Definitionen, Rahmenbedingungen und Systemansatz

Die Erschließung erneuerbarer Energiequellen sowie eine möglichst effiziente Nutzung der fossilen Primärenergieträger werden in den nächsten Jahren zu einem wachsenden Stromerzeugungsanteil aus dezentralen Systemen führen. Neben der dargebotsabhängigen und damit fluktuierenden Erzeugung aus regenerativen Quellen gilt hierbei der regelbaren Erzeugung mit energieeffizienten KWK-Anlagen ein besonderes Interesse.

Zu den regenerativen Energieträgern sind auch Biogas bzw. Biomasse zu zählen, wobei Biogas das Potential besitzt, Erdgas zumindest teilweise zu ersetzen. Aufgrund der relativ einfachen Speicherung lassen sich darauf basierende Systeme weitgehend bedarfsgerecht einsetzen.

Die Komplexität der dezentralen Versorgung erfordert einen Systemansatz, der nicht nur dezentrale Stromerzeugungsanlagen (DEA), sondern die Wechselwirkungen mit dem großflächig vernetzten Gesamtsystem und auch mit den Verbrauchern berücksichtigt. Da KWK-Systeme in den Wärmemarkt eingreifen, sind im Sinne eines ganzheitlichen Ansatzes zur ressourcenschonenden, wirtschaftlichen Nutzung der Primärenergien auch unterschiedliche Konzepte zur Wärmeversorgung mit in die Betrachtungen einzubeziehen. Hierzu gehören z.B. Holzpellet-Heizungen und solarthermische Systeme ebenso wie Wärmepumpen.

Bedarfsentwicklung

Dezentrale Versorgungssysteme haben - neben der Nutzung erneuerbarer Energien - das Ziel, mit verbrauchernah errichteten Systemen die Effizienz und Sicherheit der Energieversorgung zu verbessern. Dies erfordert eine am Bedarf orientierte Auslegung der Systeme. Im Vergleich zur zentralen Versorgung ist damit eine möglichst detaillierte Kenntnis des vor Ort bestehenden Bedarfs von Strom und Wärme Voraussetzung für eine optimale Versorgungskonzeption.

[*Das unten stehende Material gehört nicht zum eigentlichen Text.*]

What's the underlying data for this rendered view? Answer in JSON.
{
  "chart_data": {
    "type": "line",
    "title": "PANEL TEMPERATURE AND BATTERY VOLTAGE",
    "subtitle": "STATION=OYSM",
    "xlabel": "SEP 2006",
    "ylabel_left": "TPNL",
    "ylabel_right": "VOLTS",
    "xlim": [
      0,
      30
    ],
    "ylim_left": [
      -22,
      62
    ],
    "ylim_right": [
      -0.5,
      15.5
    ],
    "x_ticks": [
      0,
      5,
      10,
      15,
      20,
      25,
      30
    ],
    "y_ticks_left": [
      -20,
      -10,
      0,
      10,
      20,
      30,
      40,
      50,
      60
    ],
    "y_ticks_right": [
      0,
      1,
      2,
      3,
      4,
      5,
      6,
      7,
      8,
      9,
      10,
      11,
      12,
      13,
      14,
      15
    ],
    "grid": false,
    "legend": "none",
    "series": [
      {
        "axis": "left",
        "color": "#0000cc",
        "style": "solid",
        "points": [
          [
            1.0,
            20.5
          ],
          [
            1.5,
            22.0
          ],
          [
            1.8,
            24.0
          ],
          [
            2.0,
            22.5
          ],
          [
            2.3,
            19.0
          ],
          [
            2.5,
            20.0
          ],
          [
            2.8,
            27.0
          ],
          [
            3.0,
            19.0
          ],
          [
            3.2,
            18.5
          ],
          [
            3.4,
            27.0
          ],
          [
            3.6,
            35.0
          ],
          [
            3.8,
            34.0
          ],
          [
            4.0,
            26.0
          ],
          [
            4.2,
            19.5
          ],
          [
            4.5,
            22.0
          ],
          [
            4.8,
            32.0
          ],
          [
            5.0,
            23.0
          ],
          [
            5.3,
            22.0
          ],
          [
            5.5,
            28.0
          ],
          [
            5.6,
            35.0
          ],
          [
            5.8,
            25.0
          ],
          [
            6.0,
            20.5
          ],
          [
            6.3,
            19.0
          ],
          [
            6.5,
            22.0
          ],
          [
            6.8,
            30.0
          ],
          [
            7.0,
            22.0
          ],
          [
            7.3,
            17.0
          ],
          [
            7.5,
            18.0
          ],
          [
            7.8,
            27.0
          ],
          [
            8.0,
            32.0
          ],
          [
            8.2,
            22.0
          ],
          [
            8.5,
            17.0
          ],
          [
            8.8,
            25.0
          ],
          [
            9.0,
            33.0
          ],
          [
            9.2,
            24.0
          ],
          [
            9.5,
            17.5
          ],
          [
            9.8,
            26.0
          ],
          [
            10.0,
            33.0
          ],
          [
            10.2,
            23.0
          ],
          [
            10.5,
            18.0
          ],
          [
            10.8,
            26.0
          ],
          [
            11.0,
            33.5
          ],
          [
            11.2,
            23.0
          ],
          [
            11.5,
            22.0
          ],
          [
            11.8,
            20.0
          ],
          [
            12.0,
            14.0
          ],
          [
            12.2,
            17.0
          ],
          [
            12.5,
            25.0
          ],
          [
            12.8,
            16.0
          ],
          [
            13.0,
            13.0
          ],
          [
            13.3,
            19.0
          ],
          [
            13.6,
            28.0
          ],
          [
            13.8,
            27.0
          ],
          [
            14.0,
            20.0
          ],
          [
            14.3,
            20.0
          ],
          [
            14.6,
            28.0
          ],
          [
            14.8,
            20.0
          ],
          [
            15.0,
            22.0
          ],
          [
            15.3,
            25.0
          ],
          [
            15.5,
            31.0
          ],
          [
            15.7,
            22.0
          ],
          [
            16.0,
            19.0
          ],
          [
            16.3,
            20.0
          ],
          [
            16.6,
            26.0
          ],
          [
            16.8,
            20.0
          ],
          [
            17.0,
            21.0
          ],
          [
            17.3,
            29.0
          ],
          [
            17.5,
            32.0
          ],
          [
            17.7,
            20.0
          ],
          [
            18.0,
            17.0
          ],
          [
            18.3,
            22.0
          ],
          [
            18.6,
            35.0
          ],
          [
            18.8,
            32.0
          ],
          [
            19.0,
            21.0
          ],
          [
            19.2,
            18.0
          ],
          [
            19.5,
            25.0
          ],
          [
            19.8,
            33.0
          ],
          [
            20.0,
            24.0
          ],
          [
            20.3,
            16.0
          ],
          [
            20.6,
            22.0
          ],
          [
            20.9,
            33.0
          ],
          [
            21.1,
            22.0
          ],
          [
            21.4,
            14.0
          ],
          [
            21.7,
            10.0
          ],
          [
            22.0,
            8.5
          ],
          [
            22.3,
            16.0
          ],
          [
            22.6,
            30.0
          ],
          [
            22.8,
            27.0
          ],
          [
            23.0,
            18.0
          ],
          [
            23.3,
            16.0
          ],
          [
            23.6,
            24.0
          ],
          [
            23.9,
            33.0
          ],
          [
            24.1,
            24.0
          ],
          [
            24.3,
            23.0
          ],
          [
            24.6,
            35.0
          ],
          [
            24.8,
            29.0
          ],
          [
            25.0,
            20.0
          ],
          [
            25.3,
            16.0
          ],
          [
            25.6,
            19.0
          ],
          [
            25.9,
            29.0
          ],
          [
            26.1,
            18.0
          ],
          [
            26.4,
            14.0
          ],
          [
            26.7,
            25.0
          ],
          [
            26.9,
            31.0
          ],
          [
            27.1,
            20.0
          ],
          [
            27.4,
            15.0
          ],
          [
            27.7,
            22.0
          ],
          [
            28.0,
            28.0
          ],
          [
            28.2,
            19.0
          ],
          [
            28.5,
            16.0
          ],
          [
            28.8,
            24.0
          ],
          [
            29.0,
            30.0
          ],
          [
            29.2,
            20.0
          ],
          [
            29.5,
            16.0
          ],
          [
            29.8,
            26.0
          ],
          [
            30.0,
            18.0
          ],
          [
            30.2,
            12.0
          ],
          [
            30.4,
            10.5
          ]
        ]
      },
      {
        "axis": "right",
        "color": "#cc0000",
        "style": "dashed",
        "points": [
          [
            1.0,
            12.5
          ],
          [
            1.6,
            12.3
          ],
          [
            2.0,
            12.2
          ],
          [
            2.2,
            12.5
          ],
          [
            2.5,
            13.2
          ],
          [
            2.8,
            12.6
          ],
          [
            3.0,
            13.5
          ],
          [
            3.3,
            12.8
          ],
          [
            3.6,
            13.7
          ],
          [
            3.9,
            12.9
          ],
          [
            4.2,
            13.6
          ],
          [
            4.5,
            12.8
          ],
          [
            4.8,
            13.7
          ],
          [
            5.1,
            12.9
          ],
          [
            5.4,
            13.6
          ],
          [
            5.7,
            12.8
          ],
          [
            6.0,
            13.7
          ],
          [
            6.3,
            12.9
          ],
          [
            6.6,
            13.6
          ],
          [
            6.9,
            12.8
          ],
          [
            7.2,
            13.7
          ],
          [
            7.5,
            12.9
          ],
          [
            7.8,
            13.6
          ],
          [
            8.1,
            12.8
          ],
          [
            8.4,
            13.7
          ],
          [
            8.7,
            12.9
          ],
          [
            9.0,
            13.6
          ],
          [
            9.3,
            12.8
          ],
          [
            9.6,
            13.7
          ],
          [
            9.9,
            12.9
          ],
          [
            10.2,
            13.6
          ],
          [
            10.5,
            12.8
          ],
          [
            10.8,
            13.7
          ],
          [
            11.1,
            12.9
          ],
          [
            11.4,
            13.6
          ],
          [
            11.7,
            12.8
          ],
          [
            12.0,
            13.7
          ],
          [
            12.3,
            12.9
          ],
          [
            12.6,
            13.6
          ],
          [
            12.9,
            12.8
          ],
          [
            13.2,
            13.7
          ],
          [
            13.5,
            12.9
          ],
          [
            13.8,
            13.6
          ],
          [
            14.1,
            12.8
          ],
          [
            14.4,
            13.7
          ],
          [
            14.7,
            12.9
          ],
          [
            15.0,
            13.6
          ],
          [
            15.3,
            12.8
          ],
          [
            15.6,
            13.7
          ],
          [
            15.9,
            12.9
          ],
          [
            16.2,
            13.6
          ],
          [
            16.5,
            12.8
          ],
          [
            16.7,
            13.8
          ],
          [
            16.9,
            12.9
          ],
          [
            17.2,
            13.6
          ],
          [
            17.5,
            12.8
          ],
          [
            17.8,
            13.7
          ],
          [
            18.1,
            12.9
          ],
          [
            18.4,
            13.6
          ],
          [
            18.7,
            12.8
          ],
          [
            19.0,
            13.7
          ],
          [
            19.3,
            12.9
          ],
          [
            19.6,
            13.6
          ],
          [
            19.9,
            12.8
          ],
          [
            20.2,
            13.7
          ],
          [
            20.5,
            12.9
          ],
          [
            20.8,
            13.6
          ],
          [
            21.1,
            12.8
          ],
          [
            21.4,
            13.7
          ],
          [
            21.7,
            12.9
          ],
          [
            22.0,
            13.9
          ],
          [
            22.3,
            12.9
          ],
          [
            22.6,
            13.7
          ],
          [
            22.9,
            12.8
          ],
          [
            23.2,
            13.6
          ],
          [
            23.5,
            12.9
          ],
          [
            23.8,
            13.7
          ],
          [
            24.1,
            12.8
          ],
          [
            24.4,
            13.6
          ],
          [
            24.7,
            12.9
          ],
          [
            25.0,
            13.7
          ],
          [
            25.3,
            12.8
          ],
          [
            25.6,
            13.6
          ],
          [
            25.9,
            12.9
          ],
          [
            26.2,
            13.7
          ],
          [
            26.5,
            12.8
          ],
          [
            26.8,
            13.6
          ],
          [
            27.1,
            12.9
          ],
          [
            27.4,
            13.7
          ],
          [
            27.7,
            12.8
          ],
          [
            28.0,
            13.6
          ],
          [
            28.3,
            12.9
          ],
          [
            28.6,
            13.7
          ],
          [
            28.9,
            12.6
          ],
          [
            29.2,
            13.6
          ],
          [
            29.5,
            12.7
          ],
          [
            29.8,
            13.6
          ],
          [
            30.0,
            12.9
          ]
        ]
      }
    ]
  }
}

Trotz Effizienzsteigerung und zunehmend umweltbewusstem Verbraucherverhalten werden neue Stromanwendungen zu einem steigenden Strombedarf, bei gleichzeitig höherem Qualitätsanspruch, führen. Beim Wärmebedarf ist demgegenüber als Folge von Energiesparmaßnahmen von einer kontinuierlichen Abnahme auszugehen. Der Energiebedarf zur Brauchwassererwärmung - insbesondere im häuslichen Bereich - ist hingegen nahezu unverändert und zeigt auch praktisch keine großen jahreszeitlichen Schwankungen.

Diese Zusammenhänge zeigen die Probleme bei ausschließlich dezentralen Versorgungskonzepten. In der Regel wird daher auch weiterhin von einem Anschluss an ein überlagertes Stromversorgungsnetz auszugehen sein.

Dezentrale Versorgungsstrukturen

Dezentrale Versorgungsstrukturen lassen sich in einer großen Bandbreite definieren und reichen vom Einfamilienhaus bis zur Versorgung ganzer Stadtgebiete. Die Bedarfsermittlung für Strom und Wärme erfolgt anhand von Lastganglinien.

Während der Lastgang eines einzelnen Kunden bei Strom und Wärme hohe Bedarfsspitzen aufweist, führt eine Überlagerung der Einzellastgänge mehrerer Kunden zu einer Vergleichmäßigung. Insgesamt bietet damit die dezentrale Versorgung eines Kollektivs - insbesondere eine Durchmischung von Wohnbebauung, Bürogebäuden und Gewerbebetrieben - Vorteile. Weitere Optionen zur Vergleichmäßigung bestehen in verbraucherseitigen Maßnahmen. Über Lastabschaltungen oder -verschiebungen sowie gegebenenfalls auch Nutzung von Speichern lassen sich zusätzliche Optimierungspotentiale generieren. Über die thermische Vernetzung zu sog. Nahwärmenetzen besteht zusätzlich die Möglichkeit, ein für den Gesamtverbrauch an thermischer Energie (Raumheizung und Brauchwasser) optimiertes System aus Wärmeerzeugern und -speichern einzusetzen.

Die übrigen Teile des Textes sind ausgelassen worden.